Malaysian television channel

SelangorTV is a Malaysian online streaming TV Channel owned by the State Government of Selangor, through its State-owned enterprise Menteri Besar Selangor Incorporated subsidiary – Media Selangor Sdn Bhd. It began operation in 2008. SelangorTV was formed by the State Government because the Federal Government would not allow them to use Federal Government TV channels to deliver information or news about the state government of Selangor to the people.
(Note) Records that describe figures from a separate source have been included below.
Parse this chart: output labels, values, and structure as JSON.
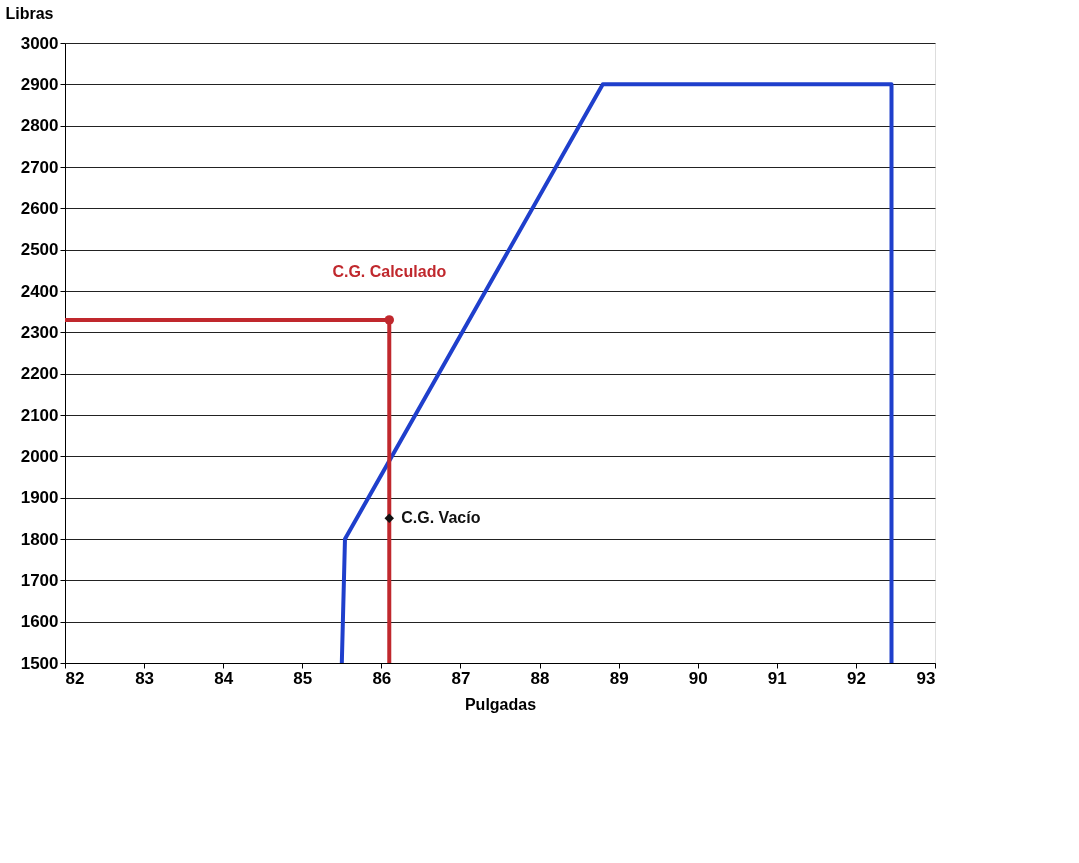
{
  "chart_data": {
    "type": "line",
    "xlabel": "Pulgadas",
    "ylabel": "Libras",
    "xlim": [
      82,
      93
    ],
    "xticks": [
      82,
      83,
      84,
      85,
      86,
      87,
      88,
      89,
      90,
      91,
      92,
      93
    ],
    "ylim": [
      1500,
      3000
    ],
    "yticks": [
      1500,
      1600,
      1700,
      1800,
      1900,
      2000,
      2100,
      2200,
      2300,
      2400,
      2500,
      2600,
      2700,
      2800,
      2900,
      3000
    ],
    "grid": "y",
    "series": [
      {
        "color": "#1f3fcc",
        "marker": "none",
        "x": [
          85.5,
          85.54,
          88.8,
          92.45,
          92.45
        ],
        "values": [
          1500,
          1800,
          2900,
          2900,
          1500
        ]
      },
      {
        "type": "line",
        "color": "#c0282d",
        "marker": "none",
        "x": [
          82,
          86.1,
          86.1
        ],
        "values": [
          2330,
          2330,
          1500
        ]
      },
      {
        "type": "scatter",
        "color": "#c0282d",
        "marker": "circle",
        "x": [
          86.1
        ],
        "values": [
          2330
        ]
      },
      {
        "type": "scatter",
        "color": "#111111",
        "marker": "diamond",
        "x": [
          86.1
        ],
        "values": [
          1850
        ]
      }
    ],
    "annotations": [
      {
        "text": "C.G. Calculado",
        "x": 86.1,
        "y": 2330
      },
      {
        "text": "C.G. Vacío",
        "x": 86.1,
        "y": 1850
      }
    ]
  }
}
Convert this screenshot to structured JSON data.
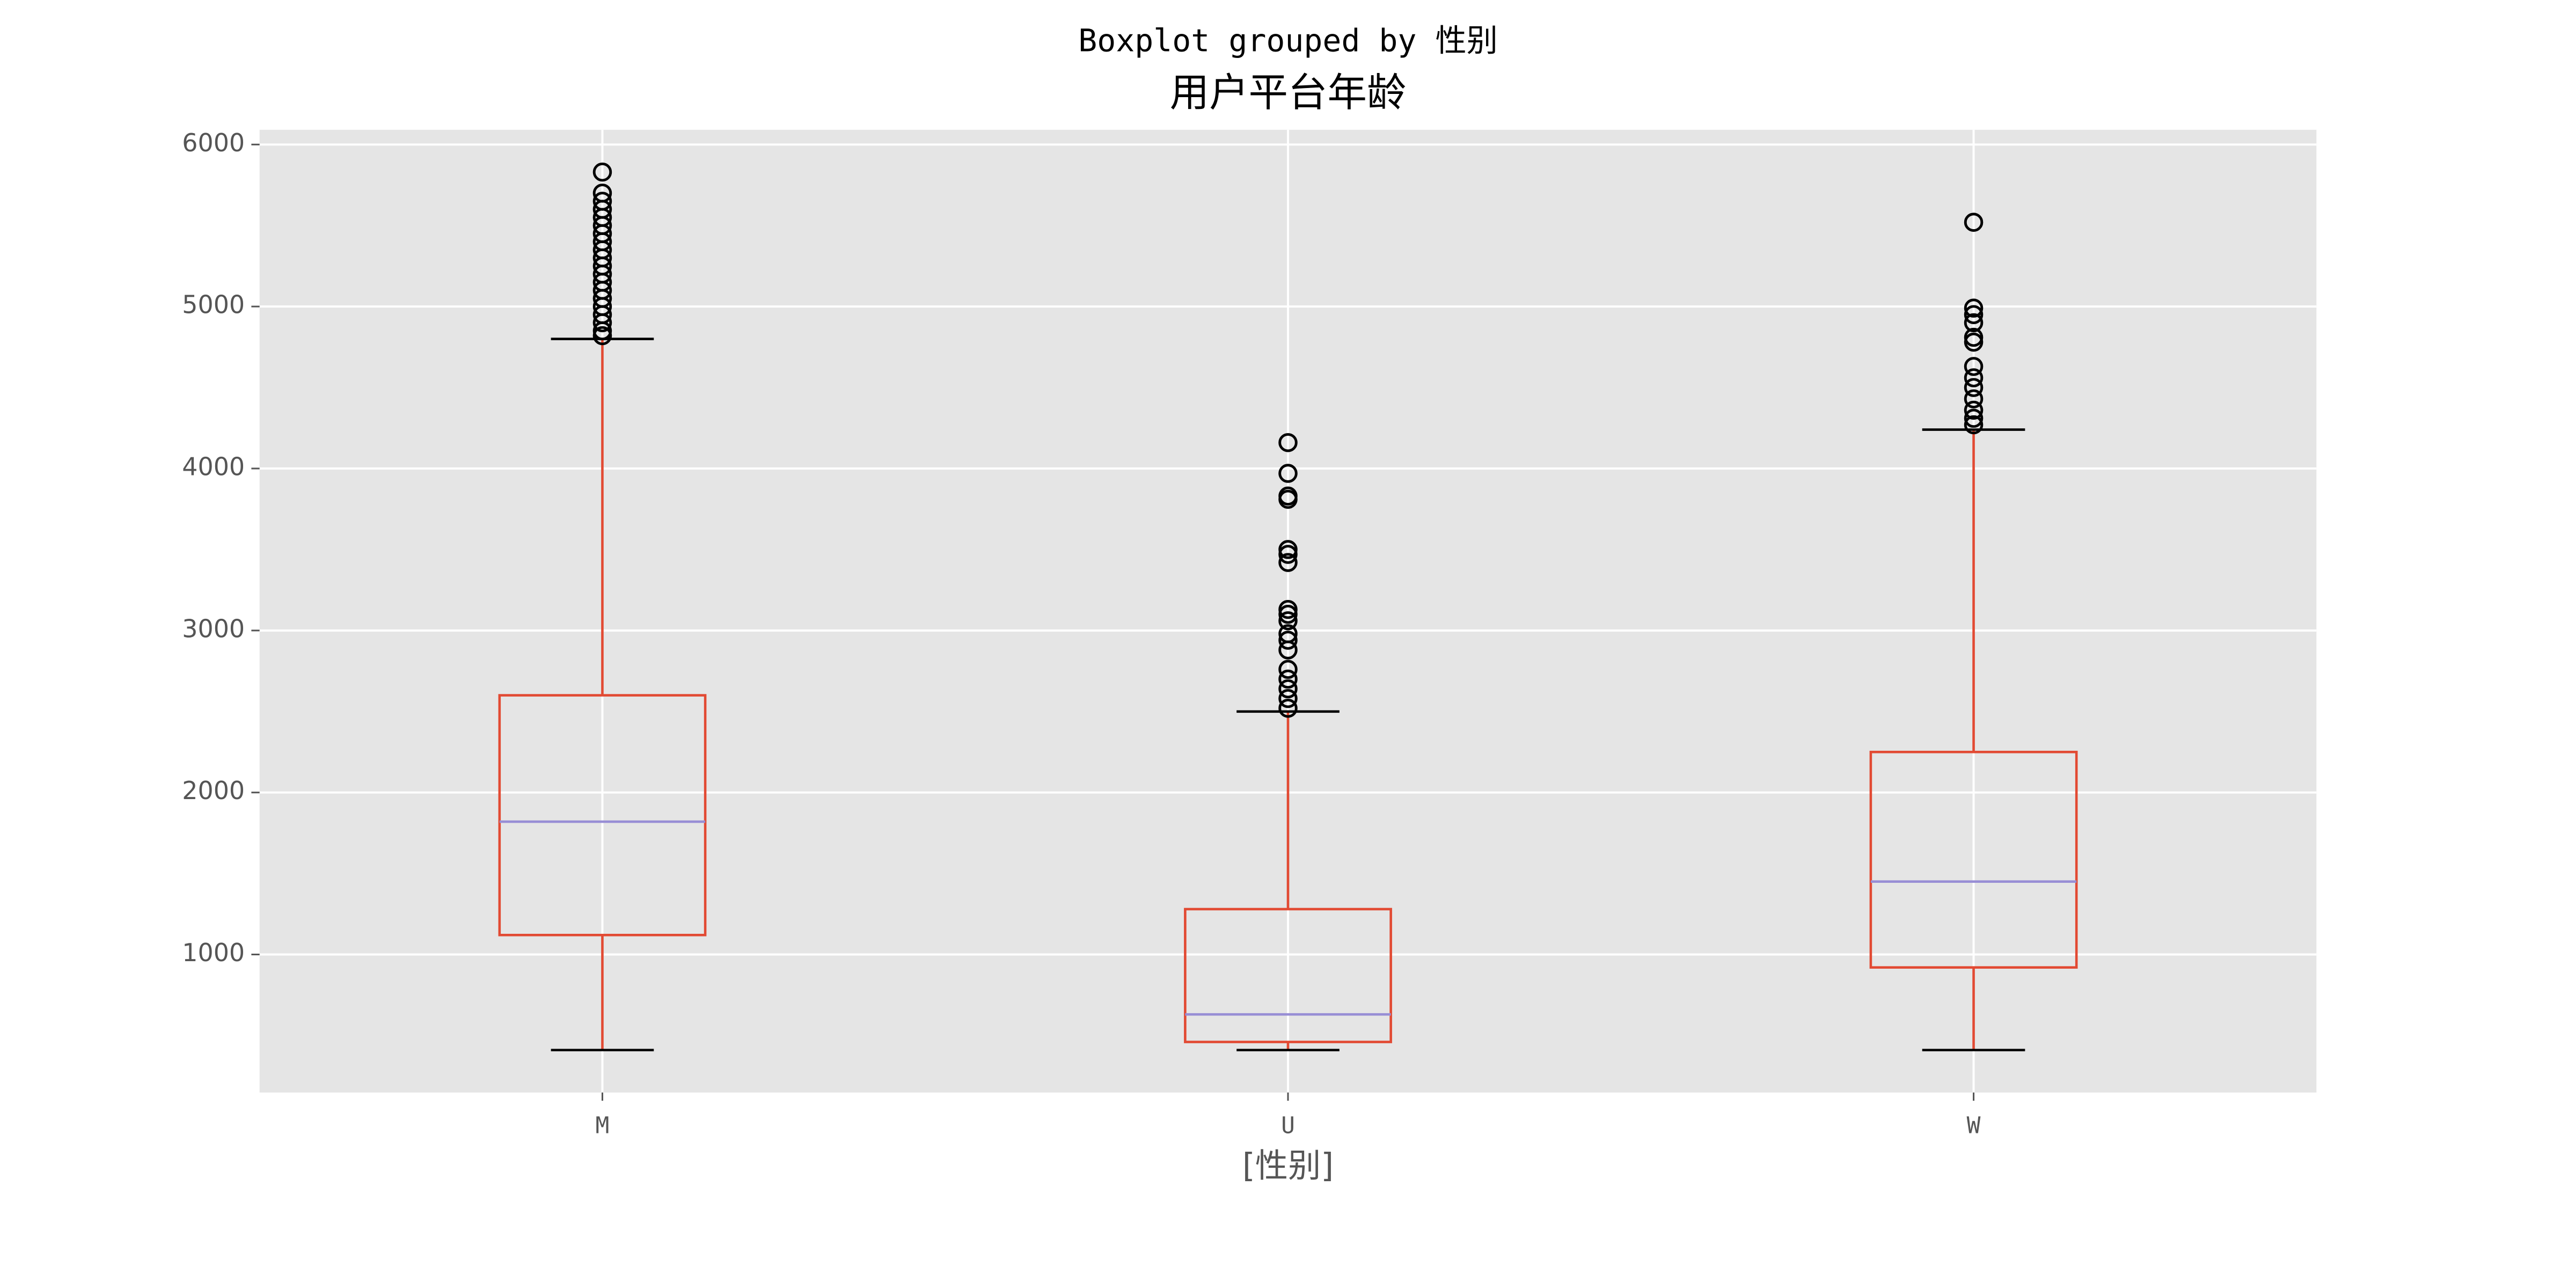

Because the channel does not have a license from the Federal government to broadcast terrestrial or satellite TV, SelangorTV is currently only available via the internet at Selangorku website. The main broadcast language is Bahasa Melayu and the channel features a variety of programme's including talkshows, short dramas, news, and documentaries. It is viewable 24 hours a day.

Anyhow, after the transfer of power of Federal Government in 2018, it is now a listed Selangor media at the official website of Department of Information Malaysia.